Школьные годы! (Евгений Долматовский, «Школьные годы»)
Эти строчки звучали тогда горькой иронией. Лето 1995 года дышало на город тяжёлым воздухом, пропитанным запахом асфальта и тополиным пухом. В августе мне должно было исполниться четырнадцать, и сама жизнь, казалось, замерла перед выбором: остаться в школе, тянуть лямку до одиннадцатого класса, потом – институт, о котором я даже не мечтал? Или пойти в училище, получить профессию и начать зарабатывать?
Этот выбор усугублялся семейной ситуацией. Родители к тому времени окончательно разошлись. Наша просторная трёхкомнатная квартира с высокими потолками растворилась в цепочке обменов, оставив после себя лишь убогую «двушку» да крохотную «однушку». Отцу досталась лучшая доля – та самая двухкомнатная квартира на окраине и новенькие «Жигули-семёрка», матери – дом в деревне и малогабаритная «однушка».

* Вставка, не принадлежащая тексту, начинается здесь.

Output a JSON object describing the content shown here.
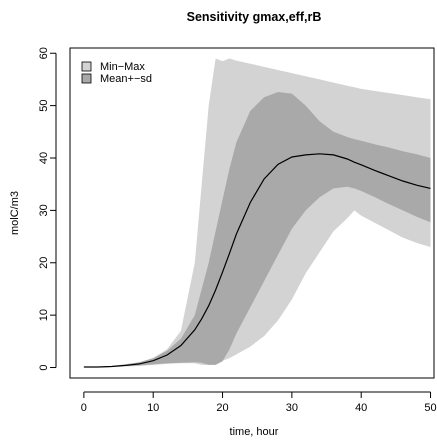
{
  "chart_data": {
    "type": "area",
    "title": "Sensitivity gmax,eff,rB",
    "xlabel": "time, hour",
    "ylabel": "molC/m3",
    "xlim": [
      -2,
      50.5
    ],
    "ylim": [
      -2,
      61
    ],
    "x_ticks": [
      0,
      10,
      20,
      30,
      40,
      50
    ],
    "y_ticks": [
      0,
      10,
      20,
      30,
      40,
      50,
      60
    ],
    "grid": false,
    "legend_position": "top-left",
    "legend": [
      {
        "label": "Min−Max",
        "color": "#d3d3d3"
      },
      {
        "label": "Mean+−sd",
        "color": "#a9a9a9"
      }
    ],
    "x": [
      0,
      2,
      4,
      6,
      8,
      10,
      12,
      14,
      16,
      17,
      18,
      19,
      20,
      21,
      22,
      24,
      26,
      28,
      30,
      32,
      34,
      36,
      38,
      39,
      40,
      42,
      44,
      46,
      48,
      50
    ],
    "series": [
      {
        "name": "Min−Max",
        "kind": "band",
        "color": "#d3d3d3",
        "upper": [
          0.1,
          0.1,
          0.3,
          0.6,
          1.0,
          1.8,
          3.5,
          7.0,
          20.0,
          35.0,
          50.0,
          59.0,
          58.5,
          59.0,
          58.6,
          58.0,
          57.4,
          56.8,
          56.2,
          55.6,
          55.0,
          54.4,
          53.8,
          53.5,
          53.2,
          52.8,
          52.4,
          52.0,
          51.6,
          51.2
        ],
        "lower": [
          0.0,
          0.0,
          0.1,
          0.2,
          0.3,
          0.5,
          0.7,
          0.8,
          0.8,
          0.5,
          0.5,
          0.8,
          1.3,
          1.8,
          2.5,
          4.0,
          6.0,
          9.0,
          13.0,
          18.0,
          22.0,
          26.0,
          28.5,
          30.0,
          29.0,
          27.6,
          26.2,
          24.8,
          23.8,
          23.0
        ]
      },
      {
        "name": "Mean+−sd",
        "kind": "band",
        "color": "#a9a9a9",
        "upper": [
          0.1,
          0.1,
          0.3,
          0.6,
          1.0,
          1.8,
          3.2,
          5.5,
          10.0,
          15.0,
          20.0,
          26.0,
          32.0,
          38.0,
          43.0,
          49.0,
          51.6,
          52.6,
          52.3,
          50.0,
          47.0,
          45.0,
          44.0,
          43.6,
          43.3,
          42.6,
          42.0,
          41.3,
          40.7,
          40.0
        ],
        "lower": [
          0.0,
          0.0,
          0.1,
          0.3,
          0.4,
          0.6,
          0.8,
          0.9,
          1.0,
          0.9,
          0.5,
          0.5,
          1.2,
          3.5,
          6.5,
          11.5,
          16.5,
          21.5,
          26.5,
          30.0,
          32.5,
          34.2,
          34.5,
          34.2,
          33.7,
          32.5,
          31.2,
          30.0,
          28.8,
          27.7
        ]
      },
      {
        "name": "Mean",
        "kind": "line",
        "color": "#000000",
        "values": [
          0.1,
          0.1,
          0.2,
          0.4,
          0.7,
          1.3,
          2.4,
          4.2,
          7.2,
          9.3,
          11.8,
          14.8,
          18.2,
          21.8,
          25.5,
          31.5,
          36.0,
          38.8,
          40.2,
          40.6,
          40.8,
          40.6,
          39.8,
          39.2,
          38.7,
          37.6,
          36.6,
          35.6,
          34.8,
          34.2
        ]
      }
    ]
  }
}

Мысль об отце неизбежно возвращала меня в прошлое. Отец всегда был необычным человеком – стремился к недоступным знаниям, желал быть лучше других, умнее, выше. Много читал, занимался саморазвитием, быстро осваивал языки, неплохо играл на гитаре. С помощью книг и ума мог разобраться с любым вопросом. В восьмидесятые за неординарные способности его отправили в командировку в Сирию. Тогда мы поехали всей семьёй и жили там около трёх лет.
О, Сирия… Прекрасный край! Сколько воспоминаний: архитектура, живописные места, животный мир! Одни вараны и богомолы чего стоили – словно существа с другой планеты. Часто мы ездили на экскурсии к памятникам, встречая на пути огромные поля красных маков, взбирались в горы к водопадам. Водопады Аль-Сайдаята низвергались с чёрных скал, будто небо прорвалось. Вода, взбитая в белую пену, ревела, вырываясь из каменных тисков. Я стоял, подняв лицо к ледяным брызгам, и кричал что-то, но голос тонул в грохоте. Это было безумием!

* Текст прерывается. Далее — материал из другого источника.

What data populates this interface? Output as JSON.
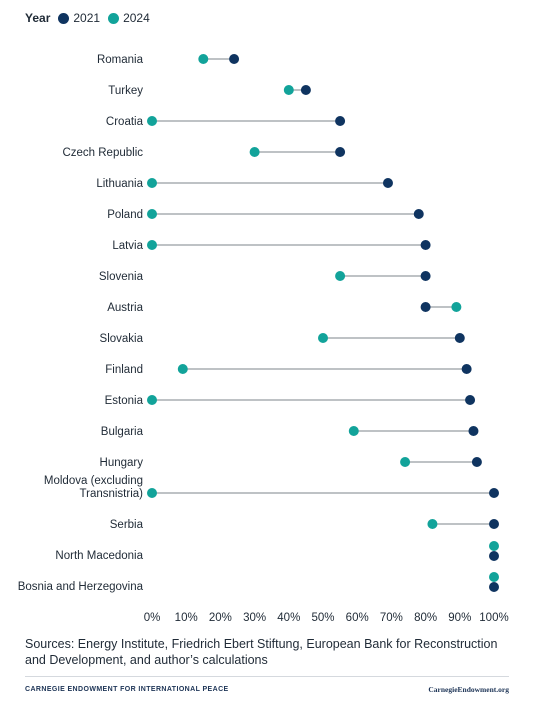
{
  "legend": {
    "title": "Year",
    "items": [
      {
        "label": "2021",
        "color": "#0f3460"
      },
      {
        "label": "2024",
        "color": "#12a39a"
      }
    ]
  },
  "chart_data": {
    "type": "dumbbell",
    "xlabel": "",
    "ylabel": "",
    "xlim": [
      0,
      100
    ],
    "x_ticks": [
      "0%",
      "10%",
      "20%",
      "30%",
      "40%",
      "50%",
      "60%",
      "70%",
      "80%",
      "90%",
      "100%"
    ],
    "grid": false,
    "legend_position": "top-left",
    "series": [
      {
        "name": "2021",
        "color": "#0f3460"
      },
      {
        "name": "2024",
        "color": "#12a39a"
      }
    ],
    "categories": [
      {
        "label": [
          "Romania"
        ],
        "v2021": 24,
        "v2024": 15
      },
      {
        "label": [
          "Turkey"
        ],
        "v2021": 45,
        "v2024": 40
      },
      {
        "label": [
          "Croatia"
        ],
        "v2021": 55,
        "v2024": 0
      },
      {
        "label": [
          "Czech Republic"
        ],
        "v2021": 55,
        "v2024": 30
      },
      {
        "label": [
          "Lithuania"
        ],
        "v2021": 69,
        "v2024": 0
      },
      {
        "label": [
          "Poland"
        ],
        "v2021": 78,
        "v2024": 0
      },
      {
        "label": [
          "Latvia"
        ],
        "v2021": 80,
        "v2024": 0
      },
      {
        "label": [
          "Slovenia"
        ],
        "v2021": 80,
        "v2024": 55
      },
      {
        "label": [
          "Austria"
        ],
        "v2021": 80,
        "v2024": 89
      },
      {
        "label": [
          "Slovakia"
        ],
        "v2021": 90,
        "v2024": 50
      },
      {
        "label": [
          "Finland"
        ],
        "v2021": 92,
        "v2024": 9
      },
      {
        "label": [
          "Estonia"
        ],
        "v2021": 93,
        "v2024": 0
      },
      {
        "label": [
          "Bulgaria"
        ],
        "v2021": 94,
        "v2024": 59
      },
      {
        "label": [
          "Hungary"
        ],
        "v2021": 95,
        "v2024": 74
      },
      {
        "label": [
          "Moldova (excluding",
          "Transnistria)"
        ],
        "v2021": 100,
        "v2024": 0
      },
      {
        "label": [
          "Serbia"
        ],
        "v2021": 100,
        "v2024": 82
      },
      {
        "label": [
          "North Macedonia"
        ],
        "v2021": 100,
        "v2024": 100
      },
      {
        "label": [
          "Bosnia and Herzegovina"
        ],
        "v2021": 100,
        "v2024": 100
      }
    ]
  },
  "footnote": "Sources: Energy Institute, Friedrich Ebert Stiftung, European Bank for Reconstruction and Development, and author’s calculations",
  "footer": {
    "brand": "CARNEGIE ENDOWMENT FOR INTERNATIONAL PEACE",
    "site": "CarnegieEndowment.org"
  }
}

А розы… Белизна их бутонов была не холодной, как снег, а тёплой – словно слоновая кость. Лепестки, тонкие и полупрозрачные у краёв, к центру сгущались в плотную спираль, напоминая старинные свитки. Аромат – нежный, почти медитативный, без сладости дамасских роз, но с холодноватой чистотой и горьковатой изысканностью. Первой волной накатывала терпкость белого чая с лимонной остротой, потом – минеральная прохлада камня, горечь побегов, оттенки белой камеди и цветочных ферментов. Вместо сладости – ландышевая прозрачность. Этот запах можно было назвать «застывшим шёпотом». Те розы пахли вечностью, а вечность, как известно, не умещается в бутылку духов. Она живёт только в памяти.

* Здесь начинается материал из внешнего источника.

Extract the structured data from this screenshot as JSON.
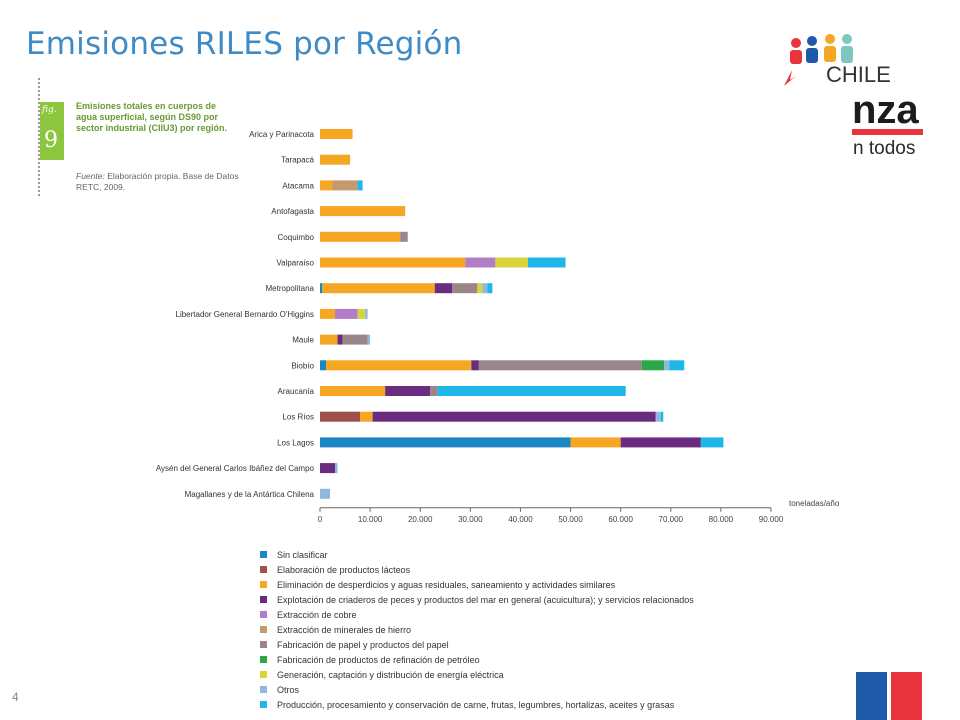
{
  "slide": {
    "title": "Emisiones RILES por Región",
    "page_number": "4"
  },
  "logo": {
    "line1": "CHILE",
    "line2": "nza",
    "line3": "n todos"
  },
  "figure": {
    "label": "fig.",
    "number": "9",
    "caption": "Emisiones totales en cuerpos de agua superficial, según DS90 por sector industrial (CIIU3) por región.",
    "source_label": "Fuente:",
    "source_text": "Elaboración propia. Base de Datos RETC, 2009."
  },
  "colors": {
    "accent_title": "#3e8bc6",
    "flag_blue": "#1e5aa8",
    "flag_red": "#e8343c",
    "figure_green": "#8cc63f"
  },
  "chart_data": {
    "type": "bar",
    "orientation": "horizontal",
    "stacked": true,
    "unit_label": "toneladas/año",
    "xlim": [
      0,
      90000
    ],
    "x_ticks": [
      "0",
      "10.000",
      "20.000",
      "30.000",
      "40.000",
      "50.000",
      "60.000",
      "70.000",
      "80.000",
      "90.000"
    ],
    "x_tick_values": [
      0,
      10000,
      20000,
      30000,
      40000,
      50000,
      60000,
      70000,
      80000,
      90000
    ],
    "grid": false,
    "legend_position": "bottom",
    "categories": [
      "Arica y Parinacota",
      "Tarapacá",
      "Atacama",
      "Antofagasta",
      "Coquimbo",
      "Valparaíso",
      "Metropolitana",
      "Libertador General Bernardo O'Higgins",
      "Maule",
      "Biobío",
      "Araucanía",
      "Los Ríos",
      "Los Lagos",
      "Aysén del General Carlos Ibáñez del Campo",
      "Magallanes y de la Antártica Chilena"
    ],
    "series": [
      {
        "name": "Sin clasificar",
        "color": "#1a86c2",
        "values": [
          0,
          0,
          0,
          0,
          0,
          0,
          400,
          0,
          0,
          1200,
          0,
          0,
          50000,
          0,
          0
        ]
      },
      {
        "name": "Elaboración de productos lácteos",
        "color": "#a0524a",
        "values": [
          0,
          0,
          0,
          0,
          0,
          0,
          0,
          0,
          0,
          0,
          0,
          8000,
          0,
          0,
          0
        ]
      },
      {
        "name": "Eliminación de desperdicios y aguas residuales, saneamiento y actividades similares",
        "color": "#f5a623",
        "values": [
          6500,
          6000,
          2500,
          17000,
          16000,
          29000,
          22500,
          3000,
          3500,
          29000,
          13000,
          2500,
          10000,
          0,
          0
        ]
      },
      {
        "name": "Explotación de criaderos de peces y productos del mar en general (acuicultura); y servicios relacionados",
        "color": "#6a2c7e",
        "values": [
          0,
          0,
          0,
          0,
          0,
          0,
          3500,
          0,
          1000,
          1500,
          9000,
          56500,
          16000,
          3000,
          0
        ]
      },
      {
        "name": "Extracción de cobre",
        "color": "#b27cc6",
        "values": [
          0,
          0,
          0,
          0,
          0,
          6000,
          0,
          4500,
          0,
          0,
          0,
          0,
          0,
          0,
          0
        ]
      },
      {
        "name": "Extracción de minerales de hierro",
        "color": "#c49a6c",
        "values": [
          0,
          0,
          5000,
          0,
          0,
          0,
          0,
          0,
          0,
          0,
          0,
          0,
          0,
          0,
          0
        ]
      },
      {
        "name": "Fabricación de papel y productos del papel",
        "color": "#9a8588",
        "values": [
          0,
          0,
          0,
          0,
          1500,
          0,
          5000,
          0,
          5000,
          32500,
          1500,
          0,
          0,
          0,
          0
        ]
      },
      {
        "name": "Fabricación de productos de refinación de petróleo",
        "color": "#2aa84a",
        "values": [
          0,
          0,
          0,
          0,
          0,
          0,
          0,
          0,
          0,
          4500,
          0,
          0,
          0,
          0,
          0
        ]
      },
      {
        "name": "Generación, captación y distribución de energía eléctrica",
        "color": "#d9d43a",
        "values": [
          0,
          0,
          0,
          0,
          0,
          6500,
          1000,
          1500,
          0,
          0,
          0,
          0,
          0,
          0,
          0
        ]
      },
      {
        "name": "Otros",
        "color": "#8fb8dc",
        "values": [
          0,
          0,
          0,
          0,
          0,
          0,
          1000,
          500,
          500,
          1000,
          0,
          1000,
          0,
          500,
          2000
        ]
      },
      {
        "name": "Producción, procesamiento y conservación de carne, frutas, legumbres, hortalizas, aceites y grasas",
        "color": "#1fb6e8",
        "values": [
          0,
          0,
          1000,
          0,
          0,
          7500,
          1000,
          0,
          0,
          3000,
          37500,
          500,
          4500,
          0,
          0
        ]
      }
    ]
  }
}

Но эта красота и гармония остались в прошлом. После возвращения из Сирии отец начал пить. Стал высокомерным. У родителей начались скандалы, и мама подала на развод. После развода он запил окончательно. Деградировал на глазах, увлёкся эзотерикой: разгонял тучи руками, «лечил» людей аурой, считал себя избранным. Деньги на моё содержание не давал – откуда им было взяться? С работы его выгоняли за пьянство и заносчивость.
Тогда, я изредка навещал его – не из жалости, а из долга. Квартира была завалена пустыми бутылками, пепельницы переполнены. На столе – книги от оккультизма до эзотерики. А мама крутилась между работой, огородом и квартирными обменами – в те годы это был единственный способ не провалиться в нищету окончательно.
А потом в нашей жизни появился Андрей. Он вошёл неожиданно – как будто из тех самых боевиков, что крутили по вечерам в полупустых видеосалонах. Высокий, с широкими плечами дальнобойщика и спокойными, привыкшими всматриваться в дорожную даль глазами. Ему было тридцать шесть, но в нём чувствовалась какая-то вечная мужская сила – та, что даётся жизнью: кулачными разборками, армейской службой, ночными рейсами через пол-Европы.
Андрей обожал Шварценеггера. В его смехе, в том, как он поправлял заломленную кепку, даже в том, как закуривал, стоя у подъезда, было что-то от героев «Коммандос» или «Хищника». Но в отличие от экранных персонажей, он не стрелял из пулемётов – он просто жил так, будто вокруг всегда были джунгли, где выживает сильнейший.
– Не бойся никого, – часто говорил он мне. – Все они фраера, пока толпой ходят. А когда прижмёшь одного в тёмном углу – и сразу щенком заскулит.
Его биография читалась как гимн лихому времени: боксёрский зал, мотокроссы по грязным просёлкам, армия, где он, по его словам, учился жизни. Друзья у него были разные – и те, кто ходил по лезвию ножа, и те, кто этот нож отбирал. Город знал его, уважал, а кое-кто и побаивался.
Он возил грузы в Испанию. В те годы это звучало как космическая экспедиция. Его «Опель», один из первых иномарок в городе, который он привез в кузове своей фуры, казался пришельцем из будущего на фоне старых «Жигулей» и потрёпанных «Волг».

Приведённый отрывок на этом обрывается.